Hello. It's been about three months since I started learning machine learning, and it seems that my understanding has gradually deepened. This time, I would like to use what I have learned so far to forecast electricity demand. Specifically, I would like to make predictions using GRU, which is a type of deep learning model that can handle time-series data.
OS : Windows 10 Python execution environment: Google colaboratory
If you use Google colaboratory, you can develop without building the environment. Also, GPU is provided by Google (with time limit)
With a normal RNN, there is a problem that the gradient disappears / explodes when handling long-term time series data, and learning cannot be performed well. Therefore, in LSRM, the concept of cells and three gates (input gate, output gate, forgetting gate) is adopted to maintain the state, and it is a model that enables long-term dependent learning. Roughly speaking, GRU is a simple model of LSTM, and it is generally said that the amount of calculation is smaller than that of LSTM.
This time, I would like to make a prediction using the GRU mentioned earlier.
import numpy as np
import matplotlib.pyplot as plt
import pandas as pd
import math
from keras.models import Sequential
from keras.layers import Dense
from keras.layers import Activation
from keras.layers import GRU
from keras.layers import Dropout
from sklearn.preprocessing import MinMaxScaler
from sklearn.metrics import mean_squared_error
This time I used Kaggle's open data (https://www.kaggle.com/manualrg/spanish-electricity-market-demand-gen-price). The daily demand power data is read in the data frame format. And since the original format includes time information, it is changed to display up to the date. The data from 2014 to 2017 is divided for training and the data for 2018 is divided for testing.
data = pd.read_csv("/content/drive/My Drive/data/spain_energy_market.csv", sep=",", parse_dates=["datetime"])
data = data[data["name"]=="Demanda programada PBF total"]#.set_index("datetime")
data["date"] = data["datetime"].dt.date
data.set_index("date", inplace=True)
data = data[["value"]]
data = data.asfreq("D")
data = data.rename(columns={"value": "energy"})
train_series = data.loc["2014":"2017"].values
test_series = data.loc["2018"].values
If you plot the data, you will get a waveform like this.
Next, we will normalize each dataset based on the distribution in the training data.
scaler = MinMaxScaler(feature_range=(0, 1))
scaler_train = scaler.fit(train_series)
train = scaler_train.transform(train_series)
test = scaler_train.transform(test_series)
Next, this time, we will use 20 points of data to predict the data one period ahead, so for that purpose, the latest 20 points (20 points behind from the point of prediction) and their label data ( We will divide it into (data one period ahead).
def create_dataset(dataset, look_back):
data_X, data_Y = [], []
for i in range(look_back, len(dataset)):
data_X.append(dataset[i-look_back:i, 0])
data_Y.append(dataset[i, 0])
return np.array(data_X), np.array(data_Y)
Finally, format the data to add to the GRU model.
train_X = train_X.reshape(train_X.shape[0], train_X.shape[1], 1)
test_X = test_X.reshape(test_X.shape[0], test_X.shape[1], 1)
This time, we will build a GRU model using the machine learning library "Keras". The model construction is as follows.
#Creating a GRU model
model = Sequential()
model.add(GRU(40, return_sequences=False, batch_input_shape=(None, look_back, 1)))
model.add(Dropout(0.25))
model.add(Dense(1))
model.add(Activation("linear"))
model.compile(loss='mean_squared_error', optimizer='adam')

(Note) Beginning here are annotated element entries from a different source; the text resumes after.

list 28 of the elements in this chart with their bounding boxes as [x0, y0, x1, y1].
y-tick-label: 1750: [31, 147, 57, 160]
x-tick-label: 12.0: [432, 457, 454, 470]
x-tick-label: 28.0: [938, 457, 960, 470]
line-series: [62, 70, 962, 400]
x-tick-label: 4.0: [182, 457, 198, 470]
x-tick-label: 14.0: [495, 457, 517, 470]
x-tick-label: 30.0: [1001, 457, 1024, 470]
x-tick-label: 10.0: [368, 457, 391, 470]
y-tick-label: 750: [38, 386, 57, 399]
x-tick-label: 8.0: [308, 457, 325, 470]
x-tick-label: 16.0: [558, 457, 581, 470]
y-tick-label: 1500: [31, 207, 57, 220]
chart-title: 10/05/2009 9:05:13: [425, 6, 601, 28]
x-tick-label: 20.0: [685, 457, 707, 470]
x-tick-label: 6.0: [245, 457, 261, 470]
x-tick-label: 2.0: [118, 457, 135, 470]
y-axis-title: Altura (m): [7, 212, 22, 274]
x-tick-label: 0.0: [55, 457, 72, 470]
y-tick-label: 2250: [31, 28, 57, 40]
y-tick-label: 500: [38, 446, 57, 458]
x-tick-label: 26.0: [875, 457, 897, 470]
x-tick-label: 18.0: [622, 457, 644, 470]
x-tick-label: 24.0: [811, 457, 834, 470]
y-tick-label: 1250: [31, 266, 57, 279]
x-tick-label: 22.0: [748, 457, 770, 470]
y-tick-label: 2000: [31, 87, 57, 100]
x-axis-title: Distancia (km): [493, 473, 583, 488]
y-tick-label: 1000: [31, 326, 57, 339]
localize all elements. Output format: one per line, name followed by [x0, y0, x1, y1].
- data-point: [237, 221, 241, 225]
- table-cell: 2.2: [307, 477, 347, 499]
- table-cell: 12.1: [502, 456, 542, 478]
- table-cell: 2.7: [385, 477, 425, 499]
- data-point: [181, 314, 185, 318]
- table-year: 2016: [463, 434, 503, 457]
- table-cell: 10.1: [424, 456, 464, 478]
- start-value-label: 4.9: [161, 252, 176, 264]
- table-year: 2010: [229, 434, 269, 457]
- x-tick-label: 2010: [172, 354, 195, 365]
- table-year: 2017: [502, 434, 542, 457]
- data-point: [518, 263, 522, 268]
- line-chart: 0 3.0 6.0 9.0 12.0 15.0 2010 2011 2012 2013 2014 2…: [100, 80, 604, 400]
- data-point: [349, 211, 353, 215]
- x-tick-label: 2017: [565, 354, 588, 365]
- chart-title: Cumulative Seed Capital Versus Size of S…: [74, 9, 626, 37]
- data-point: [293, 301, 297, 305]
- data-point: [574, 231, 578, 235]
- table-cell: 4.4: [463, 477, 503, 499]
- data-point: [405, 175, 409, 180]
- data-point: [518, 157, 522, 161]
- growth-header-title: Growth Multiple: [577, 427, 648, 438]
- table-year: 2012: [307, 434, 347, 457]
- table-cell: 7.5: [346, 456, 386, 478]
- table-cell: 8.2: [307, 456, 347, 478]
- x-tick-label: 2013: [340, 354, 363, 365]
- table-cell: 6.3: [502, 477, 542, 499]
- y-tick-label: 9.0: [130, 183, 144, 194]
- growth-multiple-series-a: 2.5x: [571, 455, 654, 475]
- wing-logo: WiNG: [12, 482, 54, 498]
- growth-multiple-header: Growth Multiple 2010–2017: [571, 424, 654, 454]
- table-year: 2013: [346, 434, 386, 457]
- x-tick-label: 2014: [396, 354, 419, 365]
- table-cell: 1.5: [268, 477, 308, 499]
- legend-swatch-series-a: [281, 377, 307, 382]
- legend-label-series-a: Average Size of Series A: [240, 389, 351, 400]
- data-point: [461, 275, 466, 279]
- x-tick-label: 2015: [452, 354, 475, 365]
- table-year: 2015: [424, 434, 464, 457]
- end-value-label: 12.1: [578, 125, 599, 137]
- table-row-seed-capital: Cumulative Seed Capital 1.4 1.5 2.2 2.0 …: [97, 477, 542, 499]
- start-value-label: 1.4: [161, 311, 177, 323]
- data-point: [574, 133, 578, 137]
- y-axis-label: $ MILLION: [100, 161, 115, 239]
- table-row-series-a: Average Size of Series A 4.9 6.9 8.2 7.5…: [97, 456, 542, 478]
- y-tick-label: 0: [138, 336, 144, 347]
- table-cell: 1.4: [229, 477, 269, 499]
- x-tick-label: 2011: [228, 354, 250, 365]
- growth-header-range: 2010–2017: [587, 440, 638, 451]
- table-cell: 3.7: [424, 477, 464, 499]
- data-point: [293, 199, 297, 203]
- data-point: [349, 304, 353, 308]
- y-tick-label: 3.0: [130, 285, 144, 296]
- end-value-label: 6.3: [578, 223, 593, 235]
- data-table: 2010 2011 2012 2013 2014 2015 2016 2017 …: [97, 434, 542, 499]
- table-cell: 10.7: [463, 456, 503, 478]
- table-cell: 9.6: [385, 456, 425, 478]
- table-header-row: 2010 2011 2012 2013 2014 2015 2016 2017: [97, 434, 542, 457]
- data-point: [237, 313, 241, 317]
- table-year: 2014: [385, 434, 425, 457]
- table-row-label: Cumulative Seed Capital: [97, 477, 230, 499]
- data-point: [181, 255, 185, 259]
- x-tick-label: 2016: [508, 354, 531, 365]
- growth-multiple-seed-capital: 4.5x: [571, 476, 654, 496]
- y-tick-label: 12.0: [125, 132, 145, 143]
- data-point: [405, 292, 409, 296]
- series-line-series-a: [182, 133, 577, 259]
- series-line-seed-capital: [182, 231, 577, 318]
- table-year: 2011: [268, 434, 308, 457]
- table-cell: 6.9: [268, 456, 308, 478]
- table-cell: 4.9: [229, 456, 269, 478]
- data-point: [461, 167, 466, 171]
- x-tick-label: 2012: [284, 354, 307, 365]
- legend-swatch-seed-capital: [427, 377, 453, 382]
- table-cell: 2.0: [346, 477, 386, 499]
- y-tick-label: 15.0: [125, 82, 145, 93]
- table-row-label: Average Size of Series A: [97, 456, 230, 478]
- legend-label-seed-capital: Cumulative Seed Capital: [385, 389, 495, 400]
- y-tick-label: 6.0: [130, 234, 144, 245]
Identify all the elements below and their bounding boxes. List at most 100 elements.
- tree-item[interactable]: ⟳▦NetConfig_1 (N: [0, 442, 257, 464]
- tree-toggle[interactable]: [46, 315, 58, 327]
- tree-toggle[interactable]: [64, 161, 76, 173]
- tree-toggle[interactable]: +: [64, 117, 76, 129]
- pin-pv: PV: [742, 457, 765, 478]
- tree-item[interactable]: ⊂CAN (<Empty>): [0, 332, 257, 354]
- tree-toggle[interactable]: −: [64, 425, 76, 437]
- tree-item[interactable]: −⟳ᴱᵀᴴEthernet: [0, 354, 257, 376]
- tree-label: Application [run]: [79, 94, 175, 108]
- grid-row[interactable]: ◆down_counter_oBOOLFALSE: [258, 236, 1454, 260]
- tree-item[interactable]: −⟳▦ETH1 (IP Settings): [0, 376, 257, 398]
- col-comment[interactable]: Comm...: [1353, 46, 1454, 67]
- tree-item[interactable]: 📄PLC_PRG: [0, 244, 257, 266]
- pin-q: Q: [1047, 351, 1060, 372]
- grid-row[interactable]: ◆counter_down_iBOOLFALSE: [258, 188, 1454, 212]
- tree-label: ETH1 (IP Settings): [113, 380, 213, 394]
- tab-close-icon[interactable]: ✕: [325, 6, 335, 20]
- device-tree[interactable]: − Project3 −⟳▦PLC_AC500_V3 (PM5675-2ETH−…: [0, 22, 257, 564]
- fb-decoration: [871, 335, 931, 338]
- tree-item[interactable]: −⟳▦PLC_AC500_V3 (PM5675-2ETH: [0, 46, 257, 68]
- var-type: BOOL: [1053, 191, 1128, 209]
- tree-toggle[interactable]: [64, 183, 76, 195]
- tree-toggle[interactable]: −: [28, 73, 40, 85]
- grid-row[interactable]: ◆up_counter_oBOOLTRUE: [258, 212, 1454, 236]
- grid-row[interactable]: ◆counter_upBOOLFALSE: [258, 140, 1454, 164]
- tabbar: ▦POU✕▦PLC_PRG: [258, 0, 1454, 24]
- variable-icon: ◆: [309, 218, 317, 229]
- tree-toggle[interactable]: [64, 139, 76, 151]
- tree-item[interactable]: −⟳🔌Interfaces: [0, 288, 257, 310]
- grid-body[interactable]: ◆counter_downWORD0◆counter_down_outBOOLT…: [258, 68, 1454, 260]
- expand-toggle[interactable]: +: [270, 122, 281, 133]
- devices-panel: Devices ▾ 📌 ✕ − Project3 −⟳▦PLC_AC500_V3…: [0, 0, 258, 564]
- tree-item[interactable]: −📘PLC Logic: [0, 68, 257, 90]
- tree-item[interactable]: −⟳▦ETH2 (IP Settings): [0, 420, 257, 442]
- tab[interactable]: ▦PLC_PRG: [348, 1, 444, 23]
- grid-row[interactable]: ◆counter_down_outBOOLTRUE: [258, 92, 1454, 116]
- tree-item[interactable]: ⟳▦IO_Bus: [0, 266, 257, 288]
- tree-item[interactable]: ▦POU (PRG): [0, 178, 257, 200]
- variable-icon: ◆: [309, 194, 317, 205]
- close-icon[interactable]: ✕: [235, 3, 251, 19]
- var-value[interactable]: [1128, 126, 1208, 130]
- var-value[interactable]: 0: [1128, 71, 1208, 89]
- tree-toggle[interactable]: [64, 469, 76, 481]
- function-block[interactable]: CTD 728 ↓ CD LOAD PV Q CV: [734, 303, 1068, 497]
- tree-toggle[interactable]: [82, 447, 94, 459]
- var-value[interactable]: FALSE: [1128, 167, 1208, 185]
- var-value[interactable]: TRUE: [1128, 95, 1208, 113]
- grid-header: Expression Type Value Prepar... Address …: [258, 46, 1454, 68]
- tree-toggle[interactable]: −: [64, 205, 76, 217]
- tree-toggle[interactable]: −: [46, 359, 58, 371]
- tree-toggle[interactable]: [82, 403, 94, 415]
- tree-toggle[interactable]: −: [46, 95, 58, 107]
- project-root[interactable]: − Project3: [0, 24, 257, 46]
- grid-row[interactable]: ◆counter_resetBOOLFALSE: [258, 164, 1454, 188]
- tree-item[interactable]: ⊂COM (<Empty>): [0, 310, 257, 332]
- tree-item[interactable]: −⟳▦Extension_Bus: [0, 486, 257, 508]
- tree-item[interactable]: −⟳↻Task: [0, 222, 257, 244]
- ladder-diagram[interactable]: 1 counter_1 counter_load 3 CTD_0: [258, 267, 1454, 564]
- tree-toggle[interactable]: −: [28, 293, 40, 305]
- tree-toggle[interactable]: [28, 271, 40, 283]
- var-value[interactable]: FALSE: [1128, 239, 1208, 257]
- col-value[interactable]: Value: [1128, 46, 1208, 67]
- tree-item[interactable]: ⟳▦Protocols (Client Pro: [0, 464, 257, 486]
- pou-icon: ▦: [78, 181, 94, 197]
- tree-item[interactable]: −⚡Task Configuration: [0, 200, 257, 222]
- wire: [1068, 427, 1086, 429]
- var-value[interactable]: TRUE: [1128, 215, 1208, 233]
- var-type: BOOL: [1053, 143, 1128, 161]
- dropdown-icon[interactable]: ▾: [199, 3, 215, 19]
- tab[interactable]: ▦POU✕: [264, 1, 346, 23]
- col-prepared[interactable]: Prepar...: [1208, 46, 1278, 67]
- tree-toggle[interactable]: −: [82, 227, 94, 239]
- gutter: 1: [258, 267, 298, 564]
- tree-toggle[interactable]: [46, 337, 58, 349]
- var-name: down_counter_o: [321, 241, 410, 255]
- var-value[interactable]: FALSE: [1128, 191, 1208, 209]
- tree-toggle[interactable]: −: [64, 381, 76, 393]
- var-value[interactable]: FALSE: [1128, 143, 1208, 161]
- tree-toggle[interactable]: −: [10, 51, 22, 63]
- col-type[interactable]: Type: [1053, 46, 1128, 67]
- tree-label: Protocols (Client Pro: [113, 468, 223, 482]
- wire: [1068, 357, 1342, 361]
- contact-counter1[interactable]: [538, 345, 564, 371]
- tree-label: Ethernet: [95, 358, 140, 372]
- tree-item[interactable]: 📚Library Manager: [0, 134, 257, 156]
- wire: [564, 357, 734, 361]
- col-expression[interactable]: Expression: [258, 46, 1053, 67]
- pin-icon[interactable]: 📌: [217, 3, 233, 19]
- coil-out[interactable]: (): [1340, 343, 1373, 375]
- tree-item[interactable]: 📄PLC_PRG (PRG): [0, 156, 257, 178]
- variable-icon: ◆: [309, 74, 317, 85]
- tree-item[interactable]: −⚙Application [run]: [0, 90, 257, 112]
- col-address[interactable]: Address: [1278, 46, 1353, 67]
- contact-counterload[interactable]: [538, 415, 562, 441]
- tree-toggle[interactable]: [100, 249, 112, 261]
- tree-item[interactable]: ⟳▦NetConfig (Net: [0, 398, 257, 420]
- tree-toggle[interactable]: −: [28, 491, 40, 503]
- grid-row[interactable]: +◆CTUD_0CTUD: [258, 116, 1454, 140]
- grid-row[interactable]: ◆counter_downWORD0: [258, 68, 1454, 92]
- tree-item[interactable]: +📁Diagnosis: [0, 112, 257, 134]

You can train the model with model.fit (). Since it is an epoch here, it is iteratively processed 20 times and learning is performed.
history = model.fit(train_X, train_Y, epochs=20, batch_size=1, verbose=1)
And the prediction in the model can be done with model.predict (). By passing the test data as input to this, the prediction of one period ahead is made.
train_predict = model.predict(train_X)
test_predict = model.predict(test_X)
The learning loss results are as follows. It seems that the value of the loss function could be kept small. Next, the results of the one-term forecast using the test data are as follows. There seems to be a rough flow, but the result was a big deviation in some places. You may get good results by resetting the hyperparameters etc. and learning. There seemed to be various points to be improved in the pretreatment process.
This time, we used the GRU model, which is a variant of the RNN model, to forecast the power demand. As a result, good results were not obtained. In the future, I will review the data preprocessing method and remodel it so that good accuracy can be obtained.